Gravitational lensing at milliarcsecond angular resolution

Gravitational lensing is a powerful tool for studying the mass content in distant galaxies, but also for performing a detailed study of high-redshift sources. In this thesis, we use milliarcsecond angular resolution observations of radio-loud gravitationally lensed sources to investigate both the properties of lensing galaxies and background sources. We present high-resolution global Very Long Baseline Interferometric (VLBI) observations of the gravitationally lensed radio source MG J0751+2716 (at z = 3.2), that shows evidence of both compact and extended structure (core-jet morphology) across several gravitational arcs. These data provide a wealth of observational constraints that are used to determine the inner (baryonic and dark matter) mass profile of a group of galaxies and also investigate the smoothness of the dark matter distribution on mas-scales. By complementing spectral line radio observations with optical and near-infrared imaging at high angular resolution, in the second chapter we investigate the cold molecular gas, stars and dust content in two high redshift galaxies (MG J0751+2716 and JVAS B1938+666).
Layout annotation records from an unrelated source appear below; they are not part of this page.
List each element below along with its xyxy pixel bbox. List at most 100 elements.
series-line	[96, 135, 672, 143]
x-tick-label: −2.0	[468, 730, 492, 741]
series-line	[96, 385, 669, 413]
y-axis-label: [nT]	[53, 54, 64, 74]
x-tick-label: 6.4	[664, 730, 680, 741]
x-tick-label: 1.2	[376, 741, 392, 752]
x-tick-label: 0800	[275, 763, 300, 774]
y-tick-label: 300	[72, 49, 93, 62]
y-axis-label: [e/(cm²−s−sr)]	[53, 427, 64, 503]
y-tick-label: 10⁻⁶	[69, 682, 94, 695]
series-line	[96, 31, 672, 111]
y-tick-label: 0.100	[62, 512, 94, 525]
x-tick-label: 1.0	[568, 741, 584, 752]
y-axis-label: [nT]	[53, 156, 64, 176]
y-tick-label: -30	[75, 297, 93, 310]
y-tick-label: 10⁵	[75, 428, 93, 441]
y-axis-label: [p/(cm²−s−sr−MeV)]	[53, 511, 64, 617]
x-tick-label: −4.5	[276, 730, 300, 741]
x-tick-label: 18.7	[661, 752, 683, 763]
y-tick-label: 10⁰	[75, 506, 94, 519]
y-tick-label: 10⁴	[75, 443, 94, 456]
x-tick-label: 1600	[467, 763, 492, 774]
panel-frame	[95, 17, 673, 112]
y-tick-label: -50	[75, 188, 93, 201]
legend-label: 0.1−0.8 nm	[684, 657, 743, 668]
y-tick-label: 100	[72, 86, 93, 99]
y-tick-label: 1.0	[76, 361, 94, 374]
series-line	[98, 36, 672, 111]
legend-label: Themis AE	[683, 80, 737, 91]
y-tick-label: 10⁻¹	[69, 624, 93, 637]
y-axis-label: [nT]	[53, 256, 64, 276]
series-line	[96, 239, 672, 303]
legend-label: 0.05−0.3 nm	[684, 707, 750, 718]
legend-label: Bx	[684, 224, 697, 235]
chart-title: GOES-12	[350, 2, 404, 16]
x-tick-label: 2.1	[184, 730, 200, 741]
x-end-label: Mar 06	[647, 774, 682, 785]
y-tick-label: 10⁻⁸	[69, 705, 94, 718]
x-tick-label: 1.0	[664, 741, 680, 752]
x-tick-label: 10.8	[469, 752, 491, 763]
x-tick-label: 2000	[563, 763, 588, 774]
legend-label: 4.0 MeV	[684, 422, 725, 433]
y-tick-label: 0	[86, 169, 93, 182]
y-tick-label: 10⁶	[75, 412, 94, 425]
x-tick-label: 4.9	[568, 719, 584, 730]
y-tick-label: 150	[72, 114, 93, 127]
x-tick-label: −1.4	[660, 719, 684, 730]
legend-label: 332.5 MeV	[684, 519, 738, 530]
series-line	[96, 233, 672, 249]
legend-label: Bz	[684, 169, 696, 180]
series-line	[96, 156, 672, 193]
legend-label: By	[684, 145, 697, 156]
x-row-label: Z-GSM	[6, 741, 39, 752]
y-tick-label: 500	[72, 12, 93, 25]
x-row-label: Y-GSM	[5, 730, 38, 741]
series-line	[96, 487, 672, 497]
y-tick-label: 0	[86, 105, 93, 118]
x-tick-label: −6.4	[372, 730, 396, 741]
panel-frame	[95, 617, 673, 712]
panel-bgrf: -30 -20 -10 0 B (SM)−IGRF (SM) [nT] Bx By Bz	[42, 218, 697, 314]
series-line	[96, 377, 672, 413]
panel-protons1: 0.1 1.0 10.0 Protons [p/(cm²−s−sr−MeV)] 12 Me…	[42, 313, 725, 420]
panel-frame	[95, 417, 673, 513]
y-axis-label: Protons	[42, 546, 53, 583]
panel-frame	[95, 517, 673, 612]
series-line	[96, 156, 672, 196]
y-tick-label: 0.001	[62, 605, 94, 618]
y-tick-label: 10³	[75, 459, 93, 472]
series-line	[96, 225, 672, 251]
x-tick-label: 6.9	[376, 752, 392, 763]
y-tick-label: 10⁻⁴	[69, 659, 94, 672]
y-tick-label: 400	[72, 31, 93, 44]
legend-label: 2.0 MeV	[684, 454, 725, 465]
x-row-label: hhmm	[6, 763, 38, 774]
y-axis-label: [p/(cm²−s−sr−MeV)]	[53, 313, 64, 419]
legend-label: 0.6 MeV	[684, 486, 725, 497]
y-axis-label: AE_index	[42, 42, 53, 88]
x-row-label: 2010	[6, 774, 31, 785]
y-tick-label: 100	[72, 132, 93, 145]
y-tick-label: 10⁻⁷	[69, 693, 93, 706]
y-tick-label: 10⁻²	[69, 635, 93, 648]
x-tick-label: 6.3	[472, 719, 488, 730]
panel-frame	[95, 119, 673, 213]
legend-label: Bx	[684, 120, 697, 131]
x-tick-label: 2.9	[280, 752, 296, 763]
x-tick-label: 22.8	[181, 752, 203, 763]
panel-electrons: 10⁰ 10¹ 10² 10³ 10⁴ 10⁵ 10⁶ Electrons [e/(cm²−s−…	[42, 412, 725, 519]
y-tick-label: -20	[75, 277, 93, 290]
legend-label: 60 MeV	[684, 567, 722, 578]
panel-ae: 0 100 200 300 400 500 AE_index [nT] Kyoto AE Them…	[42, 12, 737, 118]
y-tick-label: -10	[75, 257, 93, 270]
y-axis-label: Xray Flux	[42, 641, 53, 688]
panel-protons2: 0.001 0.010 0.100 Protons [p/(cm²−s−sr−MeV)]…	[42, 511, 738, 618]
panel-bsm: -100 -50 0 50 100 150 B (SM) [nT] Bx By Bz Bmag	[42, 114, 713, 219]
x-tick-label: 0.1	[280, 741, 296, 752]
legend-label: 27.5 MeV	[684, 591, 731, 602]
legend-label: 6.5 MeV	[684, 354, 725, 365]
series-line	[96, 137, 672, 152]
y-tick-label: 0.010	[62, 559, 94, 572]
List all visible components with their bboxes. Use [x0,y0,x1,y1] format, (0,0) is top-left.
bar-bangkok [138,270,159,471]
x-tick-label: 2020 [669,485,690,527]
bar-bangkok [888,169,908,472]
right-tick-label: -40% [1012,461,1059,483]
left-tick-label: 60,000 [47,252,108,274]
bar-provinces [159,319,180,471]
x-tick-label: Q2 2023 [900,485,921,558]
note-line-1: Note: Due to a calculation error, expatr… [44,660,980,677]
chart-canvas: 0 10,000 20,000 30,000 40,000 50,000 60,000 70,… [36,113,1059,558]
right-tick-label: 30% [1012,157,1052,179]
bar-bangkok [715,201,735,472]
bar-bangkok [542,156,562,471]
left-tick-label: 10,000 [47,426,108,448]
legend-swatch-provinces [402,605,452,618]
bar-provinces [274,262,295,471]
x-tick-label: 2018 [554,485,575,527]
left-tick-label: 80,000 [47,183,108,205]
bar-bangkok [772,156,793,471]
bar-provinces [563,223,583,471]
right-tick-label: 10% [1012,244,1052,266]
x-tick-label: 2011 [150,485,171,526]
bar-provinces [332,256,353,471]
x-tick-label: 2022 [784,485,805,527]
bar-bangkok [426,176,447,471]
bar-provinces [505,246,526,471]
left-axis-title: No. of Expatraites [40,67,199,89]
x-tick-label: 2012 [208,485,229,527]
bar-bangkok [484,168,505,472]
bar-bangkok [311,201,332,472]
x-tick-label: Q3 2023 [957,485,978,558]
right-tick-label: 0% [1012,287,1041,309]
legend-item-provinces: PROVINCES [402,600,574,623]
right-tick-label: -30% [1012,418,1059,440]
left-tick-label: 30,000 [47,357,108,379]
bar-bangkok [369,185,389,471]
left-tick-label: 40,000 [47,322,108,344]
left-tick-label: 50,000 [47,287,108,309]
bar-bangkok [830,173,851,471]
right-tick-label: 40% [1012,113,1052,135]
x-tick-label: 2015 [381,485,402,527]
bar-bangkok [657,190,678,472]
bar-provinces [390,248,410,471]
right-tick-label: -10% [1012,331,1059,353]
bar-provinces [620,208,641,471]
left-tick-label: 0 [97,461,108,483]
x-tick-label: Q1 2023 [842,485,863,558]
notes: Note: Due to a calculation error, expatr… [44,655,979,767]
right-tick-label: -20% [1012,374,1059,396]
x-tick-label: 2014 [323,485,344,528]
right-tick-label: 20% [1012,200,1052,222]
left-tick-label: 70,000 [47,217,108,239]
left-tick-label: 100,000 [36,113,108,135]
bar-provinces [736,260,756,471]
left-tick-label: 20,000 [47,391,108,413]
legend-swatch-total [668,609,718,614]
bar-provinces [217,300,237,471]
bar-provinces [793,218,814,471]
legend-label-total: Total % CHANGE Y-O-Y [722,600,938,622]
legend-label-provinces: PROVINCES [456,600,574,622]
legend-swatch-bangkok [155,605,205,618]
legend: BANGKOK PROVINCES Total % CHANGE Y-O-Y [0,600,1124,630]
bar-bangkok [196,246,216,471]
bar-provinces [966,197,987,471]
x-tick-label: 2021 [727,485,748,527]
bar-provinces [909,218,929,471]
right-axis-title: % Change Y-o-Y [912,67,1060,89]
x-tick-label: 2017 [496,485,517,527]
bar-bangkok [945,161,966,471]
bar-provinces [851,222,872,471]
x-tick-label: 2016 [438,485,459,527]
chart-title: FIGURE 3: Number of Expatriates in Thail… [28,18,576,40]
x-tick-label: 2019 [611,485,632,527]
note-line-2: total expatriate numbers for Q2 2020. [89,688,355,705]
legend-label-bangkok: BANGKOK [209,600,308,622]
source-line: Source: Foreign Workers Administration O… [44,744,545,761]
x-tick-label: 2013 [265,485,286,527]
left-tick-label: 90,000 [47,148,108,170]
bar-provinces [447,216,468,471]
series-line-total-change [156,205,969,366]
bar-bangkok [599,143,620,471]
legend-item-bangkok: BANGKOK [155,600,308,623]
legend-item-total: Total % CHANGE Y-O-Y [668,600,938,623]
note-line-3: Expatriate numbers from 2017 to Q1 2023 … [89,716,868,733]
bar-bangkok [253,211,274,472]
Moreover, by comparing two observations at milliarcsecond angular resolution separated by 15 years, we find evidence for proper motions observed for the first time in the gravitational lensing system MG B2016+112. The analysis of these data can constrain the formation model for super-massive black holes. Finally, we present a new pilot gravitational lens search in the VLBI survey mJIVE-20 in perspective of future surveys with the next generation of radio interferometers.